I know that a lot of people wiser than me have better answers to this question but the simplest answer that I can come up with is: survival. We remember the things that scare us and that are hard because we are hardwired to survive and by avoiding those things. Our nervous systems inherently work to keep us away from the least amount of “danger” as possible and our memories are often part of that system.
However, we have since evolved and while I do very much believe in the wisdom of our bodies, there are some ways that they have yet to catch up without the help of our conscious and intentional mind stepping in.
This is the work of recovery. Many of us who have experienced trauma or are carrying around hardwired memories in our bodies, often related to food, have to constantly resort to the effort of remembering why we are doing this in the first place and choose the action that is opposing what our impulse is at the time. This is so hard because often when we don’t follow that impulse, we then encounter feelings of great discomfort. Feelings we often spend time trying to avoid or numb.
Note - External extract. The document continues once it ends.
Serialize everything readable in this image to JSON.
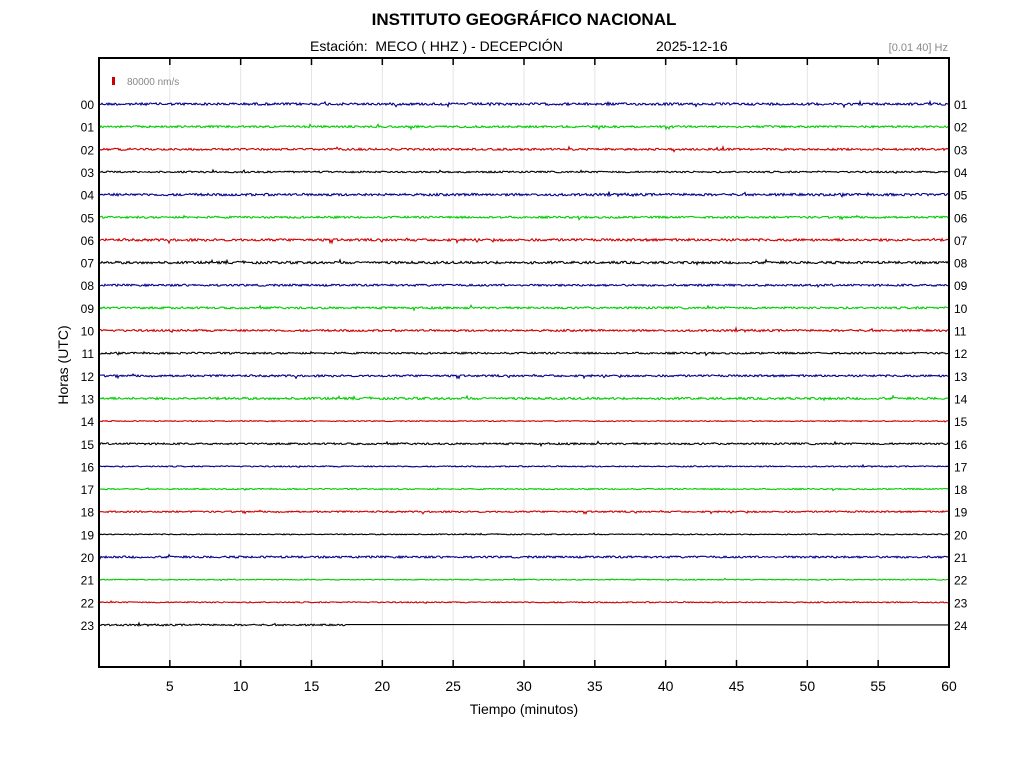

But here’s what I want to share with you my dear wildflowers: on the other side of it all…the toiling effort of doing the hard thing despite what you may want to do in that moment and the feelings that then follow…there is a space waiting for you to remember. Right there waiting for you is a space to remember who you actually are and what it is you can actually do that is so unaffected by the constant, nagging shout of the eating disorder that keeps you stuck in the memories of reminders of why it’s going to be too hard. Recovery is the work of hearing those constant reminders of how hard it was the last time you tried, having strong feelings about it, acknowledging them and then packing the bag to go again anyways.
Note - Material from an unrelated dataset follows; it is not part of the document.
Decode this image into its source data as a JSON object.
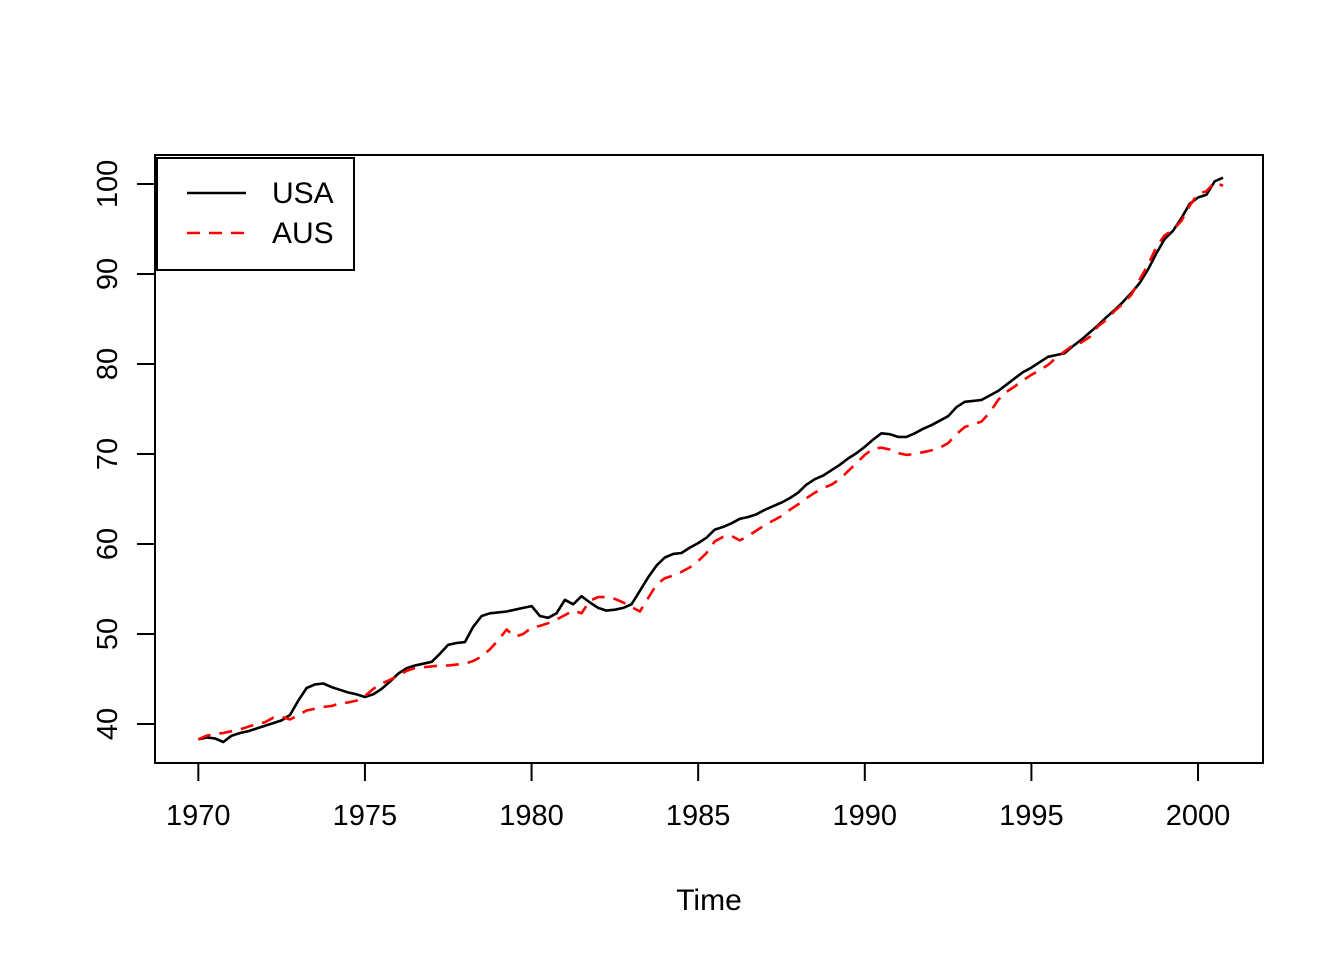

And this is the part where I do ask you to trust me because sometimes knowing this is impossible in the moment, but there will be another side. There will be a moment when it all becomes worth it not because it all went perfectly and you aren’t exhausted but because you are able to remember the part of yourself that is unencumbered by the eating disorder. And maybe even more importantly than what you remember is what you discover about yourself, about what you are capable of doing and you move forward into the future with the only knowing that actually matters, that whatever does come your way, you are already strong enough to navigate it.